The most important thing to remember is that undernutrition can compromise your immune system, and this makes you more susceptible to infection. Practically, this means that you need to be eating enough and getting enough variety in your diet to avoid any micronutrient deficiencies. There are a few key micronutrients that your immune system depends on the most. Deficiency in any of the following micronutrients may lead to compromised immunity and higher susceptibility to infection: Vitamin A, Vitamin B6, Vitamin B12, Vitamin C, Vitamin E, Zinc, and Folate. You don’t need to eat anything specific to avoid deficiencies in these foods if you follow a normal, healthy and balanced diet. If however you follow a vegetarian, vegan, gluten free or dairy free diet, you may wish to consider including fortified foods such as breakfast cereals, fortified bread and milk alternatives in your diet to ensure you’re not missing any of these essential micronutrients!
Additionally, high levels of certain micronutrients may provide some additional assistance to your immune system. These include:
- Vitamin C, found in high quantities in citrus fruits, broccoli, strawberries, and tomatoes. It’s best to eat these foods raw to retain the levels of Vitamin C.
- Zinc, which is found in cheese, beef, pumpkin or pumpkin seeds, and oysters.
- Selenium, which is found in mushrooms, couscous, pasta, yoghurt, brazil nuts, mixed nuts, tuna and other fish.
- And Probiotics, which are found in kimchi, yoghurt with live cultures, kefir, and sauerkraut.
Finally, maintaining a healthy weight through diet and regular exercise can help keep your immune system strong. Excess body fat may lead to higher inflammation in your body, which can impair your immune system.
What about exercise?
Exercise is always a balancing act. You may want to push yourself to see improvements in performance, but too much exercise can lead to diminished immunity. Make sure that you allow yourself 1-2 true rest days each week, meaning that at most you do a light walk. If you start to have difficulty sleeping, see changes to your menstrual cycle, appetite, or experience an increase in depression or anxiety following an increase in exercise, it’s time to dial it back to keep your body and brain safe.
What should you do if you're already sick?

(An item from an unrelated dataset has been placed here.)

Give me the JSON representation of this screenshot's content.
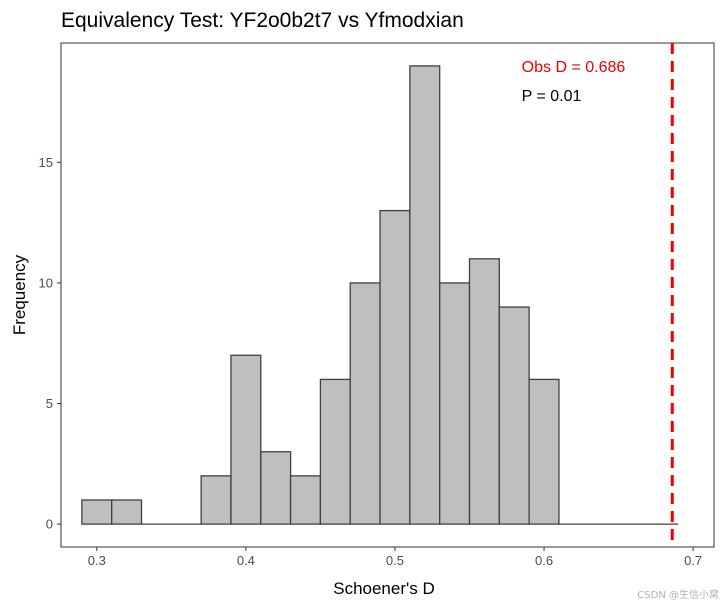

First and foremost, always consult your doctor, GP or relevant health care professional. When you’re sick and infected with a virus, your requirements for nutrition may increase. This means that you need even more micronutrients than usual to avoid deficiency. In this situation you may wish to consider a high quality multivitamin or dietary supplement in addition to stocking up on foods high in Vitamin C, Zinc, Selenium and Probiotics. Make sure you continue to eat a diet based on whole foods with plenty of variety, engage in only light exercise, and allow your body to rest and recover!
By minimising stress, sleeping well, exercising and eating mindfully, you can give your immune system the best chance at working effectively for you.